The Secret Behind “Unleavable” Apps
AI Summary
In today's competitive landscape, product success hinges on more than just engaging user experiences; it's about building an intelligence that becomes indispensable to the user. While many founders focus on dopamine loops and addictive micro-interactions—what's termed "layer one" design—the true differentiator for apps dominating in the coming years lies in their ability to turn user activity into an unexportable, personalized intelligence. This goes beyond simple data storage; it's about products that learn and get smarter about you with every interaction, creating a "stored value" that makes switching feel like starting over with a stranger. This concept, dubbed the "intelligence trap," means that every session trains an AI model that cannot be transferred, exported, or easily rebuilt elsewhere.
Midjourney, an AI image generation platform, exemplifies this by building a "personalization profile" of a user's visual taste. Despite lacking traditional funding or marketing, Midjourney achieved significant revenue by creating a trained submodel of individual aesthetic preferences. It learns whether a user prefers warm or cool tones, maximalist or minimalist compositions, and photo-realism or painterly styles. Every image generated, variation selected, or mood board curated further refines this submodel. This means that switching to a competitor like DALL-E requires starting from scratch, as the user's unique creative fingerprint resides solely on Midjourney's servers. The "IKEA effect" principle, where people value things they helped create more, is at play here, as users actively contribute to the intelligence that serves them. To apply this, products should map their investment loops to ensure every core user action specifically enhances the product for that individual, design for cumulative personalization, and measure how much better the product performs for long-term users compared to new ones.
The Oura Ring, a physical health wearable, demonstrates the intelligence trap through body intelligence. While regulations like the EU data act mandate data export, this only provides raw data (CSVs) and not the AI model that has learned a user's body rhythms over years. Oura collects vast amounts of sleep architecture data, heart rate variability trends, respiratory rate patterns, and temperature baselines. Its AI advisor uses this comprehensive data to provide personalized health recommendations, far beyond generic advice. This creates an "intelligence lock-in" where the trained model, specific to the user, lives within the product. Oura maintains high retention rates even with a monthly subscription for data that users' own bodies generated. For other products, this means identifying data that can compound into personalized intelligence, making that intelligence visible to users (e.g., showing how many nights their body has been tracked), and asking what a user would have to rebuild from scratch if they left for a competitor. If the answer is "nothing much," an intelligence layer is missing.
Finally, Ramp, a spend management platform for businesses, showcases this principle in corporate spending. Ramp's AI agents make millions of autonomous decisions based on a company's financial logic, which is encoded through automation rules, card policies, vendor categorizations, and integrations with accounting software. This accumulated "decision intelligence" takes years to build. While competitors like Brex also offer strong engagement, Ramp's investment loops, where every transaction automatically trains the AI, make the exit door heavier. The key here is for products to actively learn from user decisions, not just store them. For businesses, this involves identifying repeated user decisions and ensuring the product learns from them to make subsequent decisions easier, counting integration roots (as every external system depending on the product makes switching painful), and automating the deposit of value so users train the AI without conscious effort.
In summary, the most successful products are moving beyond mere engagement to build personalized intelligence.
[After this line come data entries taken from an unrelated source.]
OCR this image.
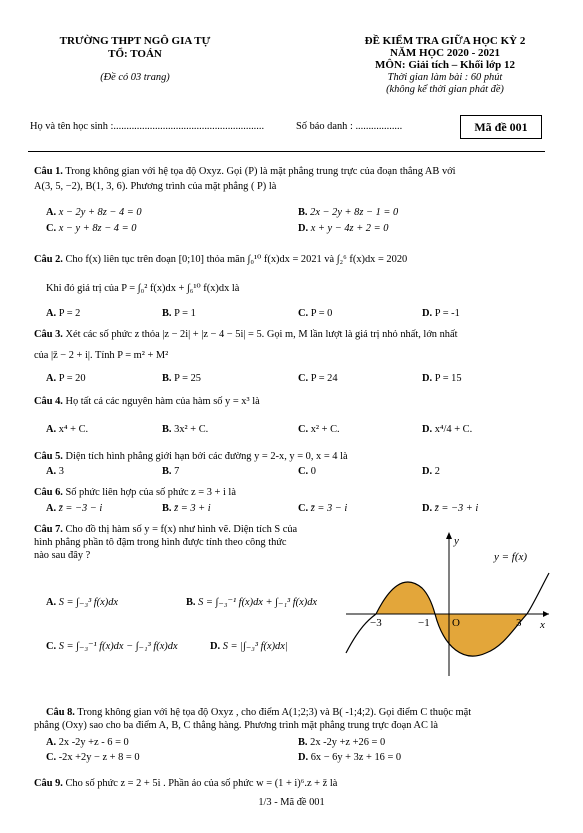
TRƯỜNG THPT NGÔ GIA TỰ
TỔ: TOÁN
(Đề có 03 trang)
ĐỀ KIỂM TRA GIỮA HỌC KỲ 2
NĂM HỌC 2020 - 2021
MÔN: Giải tích – Khối lớp 12
Thời gian làm bài : 60 phút
(không kể thời gian phát đề)
Họ và tên học sinh :..........................................................	Số báo danh : ..................	Mã đề 001
Câu 1. Trong không gian với hệ tọa độ Oxyz. Gọi (P) là mặt phẳng trung trực của đoạn thẳng AB với
A(3, 5, −2), B(1, 3, 6). Phương trình của mặt phẳng ( P) là
A. x − 2y + 8z − 4 = 0	B. 2x − 2y + 8z − 1 = 0
C. x − y + 8z − 4 = 0	D. x + y − 4z + 2 = 0
Câu 2. Cho f(x) liên tục trên đoạn [0;10] thỏa mãn ∫₀¹⁰ f(x)dx = 2021 và ∫₂⁶ f(x)dx = 2020
Khi đó giá trị của P = ∫₀² f(x)dx + ∫₆¹⁰ f(x)dx là
A. P = 2	B. P = 1	C. P = 0	D. P = -1
Câu 3. Xét các số phức z thỏa |z − 2i| + |z − 4 − 5i| = 5. Gọi m, M lần lượt là giá trị nhỏ nhất, lớn nhất
của |z̄ − 2 + i|. Tính P = m² + M²
A. P = 20	B. P = 25	C. P = 24	D. P = 15
Câu 4. Họ tất cả các nguyên hàm của hàm số y = x³ là
A. x⁴ + C.	B. 3x² + C.	C. x² + C.	D. x⁴/4 + C.
Câu 5. Diện tích hình phẳng giới hạn bởi các đường y = 2-x, y = 0, x = 4 là
A. 3	B. 7	C. 0	D. 2
Câu 6. Số phức liên hợp của số phức z = 3 + i là
A. z̄ = −3 − i	B. z̄ = 3 + i	C. z̄ = 3 − i	D. z̄ = −3 + i
Câu 7. Cho đồ thị hàm số y = f(x) như hình vẽ. Diện tích S của
hình phẳng phần tô đậm trong hình được tính theo công thức
nào sau đây ?
A. S = ∫₋₃³ f(x)dx	B. S = ∫₋₃⁻¹ f(x)dx + ∫₋₁³ f(x)dx
C. S = ∫₋₃⁻¹ f(x)dx − ∫₋₁³ f(x)dx	D. S = |∫₋₃³ f(x)dx|
y
y = f(x)
x
O
−3	−1	3
Câu 8. Trong không gian với hệ tọa độ Oxyz , cho điểm A(1;2;3) và B( -1;4;2). Gọi điểm C thuộc mặt
phẳng (Oxy) sao cho ba điểm A, B, C thẳng hàng. Phương trình mặt phẳng trung trực đoạn AC là
A. 2x -2y +z - 6 = 0	B. 2x -2y +z +26 = 0
C. -2x +2y − z + 8 = 0	D. 6x − 6y + 3z + 16 = 0
Câu 9. Cho số phức z = 2 + 5i . Phần ảo của số phức w = (1 + i)⁶.z + z̄ là
1/3 - Mã đề 001
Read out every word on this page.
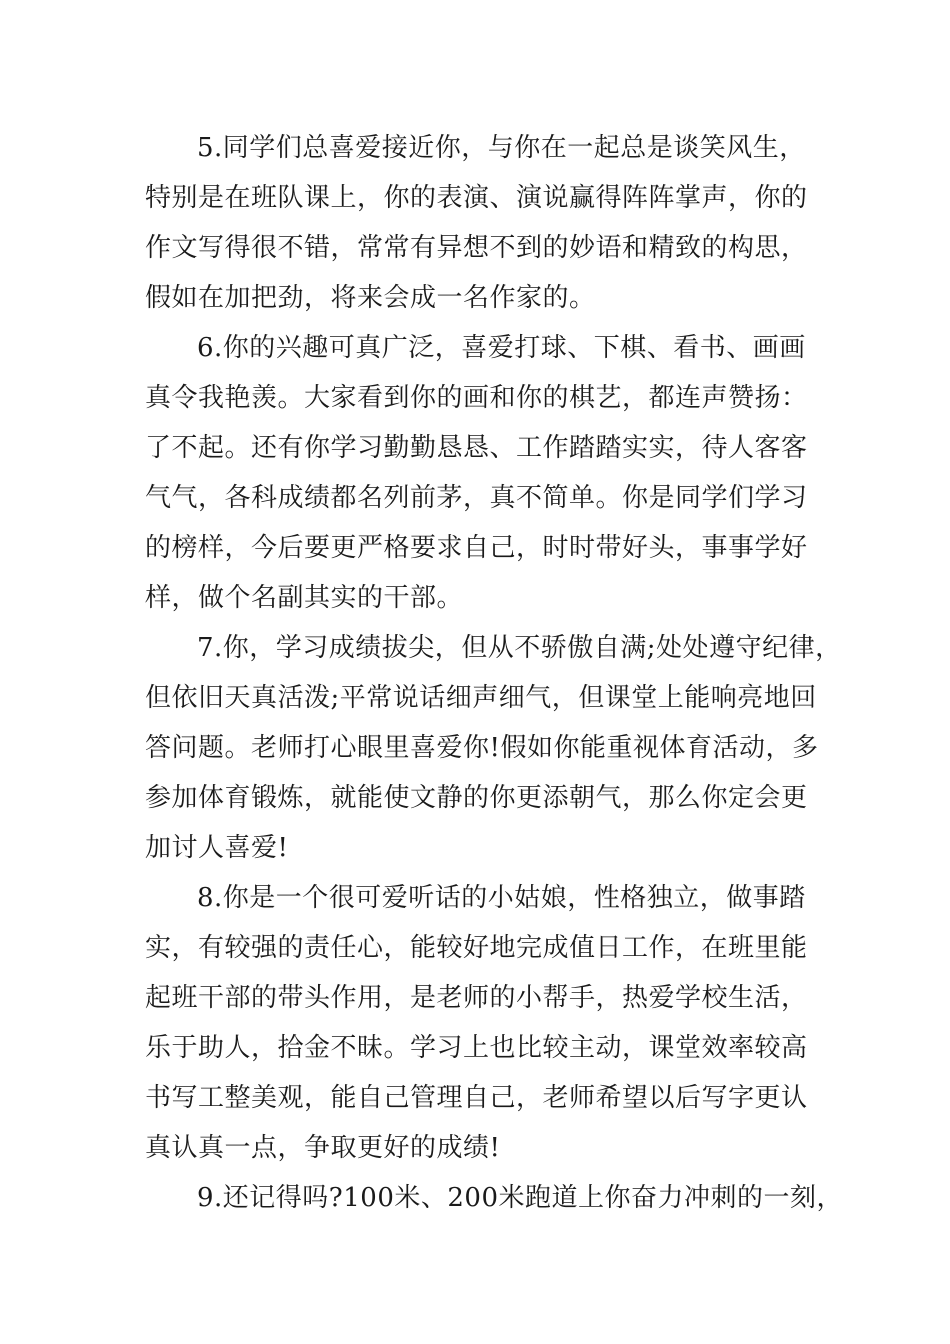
5.同学们总喜爱接近你，与你在一起总是谈笑风生，
特别是在班队课上，你的表演、演说赢得阵阵掌声，你的
作文写得很不错，常常有异想不到的妙语和精致的构思，
假如在加把劲，将来会成一名作家的。
6.你的兴趣可真广泛，喜爱打球、下棋、看书、画画
真令我艳羡。大家看到你的画和你的棋艺，都连声赞扬：
了不起。还有你学习勤勤恳恳、工作踏踏实实，待人客客
气气，各科成绩都名列前茅，真不简单。你是同学们学习
的榜样，今后要更严格要求自己，时时带好头，事事学好
样，做个名副其实的干部。
7.你，学习成绩拔尖，但从不骄傲自满;处处遵守纪律，
但依旧天真活泼;平常说话细声细气，但课堂上能响亮地回
答问题。老师打心眼里喜爱你!假如你能重视体育活动，多
参加体育锻炼，就能使文静的你更添朝气，那么你定会更
加讨人喜爱!
8.你是一个很可爱听话的小姑娘，性格独立，做事踏
实，有较强的责任心，能较好地完成值日工作，在班里能
起班干部的带头作用，是老师的小帮手，热爱学校生活，
乐于助人，拾金不昧。学习上也比较主动，课堂效率较高
书写工整美观，能自己管理自己，老师希望以后写字更认
真认真一点，争取更好的成绩!
9.还记得吗?100米、200米跑道上你奋力冲刺的一刻，
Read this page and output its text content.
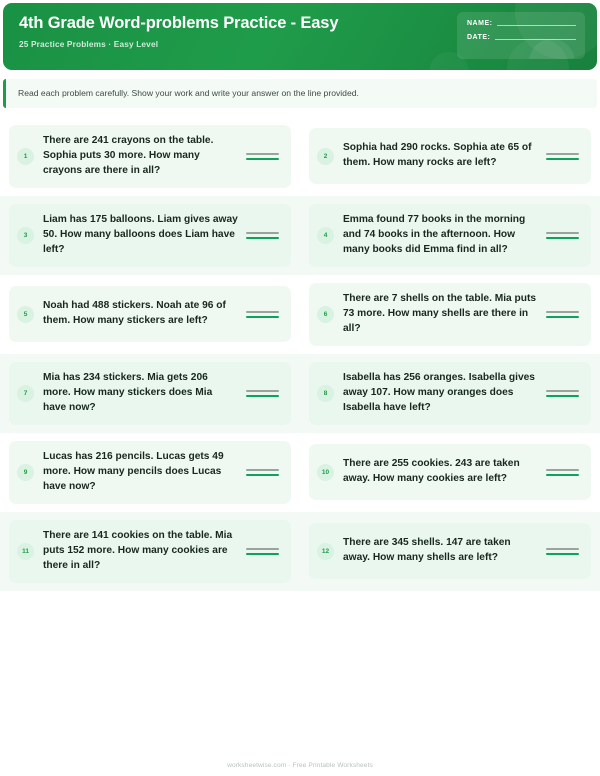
4th Grade Word-problems Practice - Easy
25 Practice Problems · Easy Level
NAME:
DATE:
Read each problem carefully. Show your work and write your answer on the line provided.
1
There are 241 crayons on the table. Sophia puts 30 more. How many crayons are there in all?
2
Sophia had 290 rocks. Sophia ate 65 of them. How many rocks are left?
3
Liam has 175 balloons. Liam gives away 50. How many balloons does Liam have left?
4
Emma found 77 books in the morning and 74 books in the afternoon. How many books did Emma find in all?
5
Noah had 488 stickers. Noah ate 96 of them. How many stickers are left?
6
There are 7 shells on the table. Mia puts 73 more. How many shells are there in all?
7
Mia has 234 stickers. Mia gets 206 more. How many stickers does Mia have now?
8
Isabella has 256 oranges. Isabella gives away 107. How many oranges does Isabella have left?
9
Lucas has 216 pencils. Lucas gets 49 more. How many pencils does Lucas have now?
10
There are 255 cookies. 243 are taken away. How many cookies are left?
11
There are 141 cookies on the table. Mia puts 152 more. How many cookies are there in all?
12
There are 345 shells. 147 are taken away. How many shells are left?
worksheetwise.com · Free Printable Worksheets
Midjourney built an aesthetic profile, Oura an intelligence around the body, and Ramp around corporate financial logic. The core lesson is that engagement gets users in the door, but investment—in the form of irreplaceable, compounding intelligence—keeps them there long-term. The critical question isn't whether users can export their data, but whether they can export the intelligence their product has built from it. This gap is where the powerful "intelligence trap" resides.